The traditional image segmentation methods for colon polyps are based on the characteristics of human vision. The features are more sensitive and extracted with discriminative power. The features extracted by traditional image processing methods have specific physical meanings in each dimension, including color, texture information, location, etc[8]. In recent years, existing deep learning techniques have performed better in polyp detection than traditional methods, extracting polyp regions more comprehensively [12]. Deep neural networks learn features of high-dimensional images based on broader and deeper network hierarchies. In the public polyp segmentation dataset, there is still a lot of room for improvement in accuracy.

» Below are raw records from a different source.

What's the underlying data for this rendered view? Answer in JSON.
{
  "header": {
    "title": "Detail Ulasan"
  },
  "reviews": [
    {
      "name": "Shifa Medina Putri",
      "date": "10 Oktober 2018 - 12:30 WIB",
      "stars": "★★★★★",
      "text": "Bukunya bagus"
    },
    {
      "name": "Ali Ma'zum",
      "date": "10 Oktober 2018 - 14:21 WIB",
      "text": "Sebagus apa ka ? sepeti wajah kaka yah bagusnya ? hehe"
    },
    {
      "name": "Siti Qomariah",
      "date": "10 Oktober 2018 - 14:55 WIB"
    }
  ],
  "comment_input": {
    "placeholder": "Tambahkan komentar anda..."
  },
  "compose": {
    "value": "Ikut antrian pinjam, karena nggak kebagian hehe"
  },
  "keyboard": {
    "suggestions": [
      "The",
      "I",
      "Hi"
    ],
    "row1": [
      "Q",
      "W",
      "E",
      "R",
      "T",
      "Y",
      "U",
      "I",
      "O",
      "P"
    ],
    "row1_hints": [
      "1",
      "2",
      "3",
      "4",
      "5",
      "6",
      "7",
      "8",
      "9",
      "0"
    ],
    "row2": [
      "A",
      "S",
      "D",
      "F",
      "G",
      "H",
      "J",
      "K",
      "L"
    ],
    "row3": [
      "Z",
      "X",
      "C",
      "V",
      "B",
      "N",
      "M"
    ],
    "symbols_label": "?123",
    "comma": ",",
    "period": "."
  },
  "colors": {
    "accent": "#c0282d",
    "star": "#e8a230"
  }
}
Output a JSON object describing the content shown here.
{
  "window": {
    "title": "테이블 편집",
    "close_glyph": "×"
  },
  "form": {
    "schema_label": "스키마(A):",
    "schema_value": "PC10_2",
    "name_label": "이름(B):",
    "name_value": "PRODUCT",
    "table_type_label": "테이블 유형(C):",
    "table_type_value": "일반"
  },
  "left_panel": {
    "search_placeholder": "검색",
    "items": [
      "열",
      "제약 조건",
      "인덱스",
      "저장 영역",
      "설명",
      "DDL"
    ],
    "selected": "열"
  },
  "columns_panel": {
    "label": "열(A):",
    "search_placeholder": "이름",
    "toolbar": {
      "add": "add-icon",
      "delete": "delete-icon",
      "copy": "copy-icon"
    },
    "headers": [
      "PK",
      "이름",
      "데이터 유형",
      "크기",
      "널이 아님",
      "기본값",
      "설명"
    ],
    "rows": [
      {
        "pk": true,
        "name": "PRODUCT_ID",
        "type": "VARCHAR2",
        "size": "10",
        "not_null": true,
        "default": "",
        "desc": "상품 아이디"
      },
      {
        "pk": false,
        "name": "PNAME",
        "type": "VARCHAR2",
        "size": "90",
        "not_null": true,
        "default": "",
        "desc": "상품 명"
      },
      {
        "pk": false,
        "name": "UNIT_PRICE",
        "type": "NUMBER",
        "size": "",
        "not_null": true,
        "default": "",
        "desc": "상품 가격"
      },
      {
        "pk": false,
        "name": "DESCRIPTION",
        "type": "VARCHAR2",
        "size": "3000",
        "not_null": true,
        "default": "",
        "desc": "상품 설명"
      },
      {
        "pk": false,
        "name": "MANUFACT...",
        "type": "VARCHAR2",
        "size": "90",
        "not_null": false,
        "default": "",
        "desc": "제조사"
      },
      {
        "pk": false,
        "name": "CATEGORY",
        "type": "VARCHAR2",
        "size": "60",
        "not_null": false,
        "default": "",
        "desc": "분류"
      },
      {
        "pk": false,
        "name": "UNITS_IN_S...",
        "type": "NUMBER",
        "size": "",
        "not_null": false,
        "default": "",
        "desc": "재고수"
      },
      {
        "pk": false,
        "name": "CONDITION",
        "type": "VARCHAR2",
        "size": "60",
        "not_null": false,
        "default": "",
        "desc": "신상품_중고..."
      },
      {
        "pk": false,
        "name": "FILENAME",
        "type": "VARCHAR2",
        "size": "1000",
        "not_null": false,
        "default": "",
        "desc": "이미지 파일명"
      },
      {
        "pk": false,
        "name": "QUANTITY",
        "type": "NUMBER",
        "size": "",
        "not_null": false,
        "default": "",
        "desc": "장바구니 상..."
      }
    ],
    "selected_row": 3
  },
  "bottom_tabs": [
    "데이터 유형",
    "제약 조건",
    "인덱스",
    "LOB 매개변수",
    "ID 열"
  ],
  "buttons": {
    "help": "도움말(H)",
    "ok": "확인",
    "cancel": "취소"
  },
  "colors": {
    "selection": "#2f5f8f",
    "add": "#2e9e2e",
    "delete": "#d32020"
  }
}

This paper proposes a Pyramid Attention Transformer (PAFormer) network based on the fusion of resnet50 and the Transformer encoder. The Transformer model based on the attention mechanism has achieved good results in the fields of machine translation and natural language processing (NLP) [9]. Currently, there are many works in the computer version (CV) field using Transformer for end-to-end target detection and image classification [10, 11]. We chose Transformer's encoder module with resnet50 as the backbone. The segmentation accuracy is improved on the common dataset by extracting and fusing semantic information from different layers.
The contributions of this paper are as follows.
1. In this paper, the PAFormer module was proposed, which was integrated with the encoding and decoding modules in segmentation networks and formally extracted high-level semantic features of images through global aggregation in an incremental pyramidal structure.
2. The SEAP (SEattention and Atrous Spatial Pyramid Pooling) module was proposed to reduce the spatial location information lost due to deep convolution by local aggregation and focus more on edge detection.
3. Through extensive ablation experiments, this paper demonstrates that the proposed network (PAFormer) achieves better results on all existing public datasets and is significantly competitive with existing methods.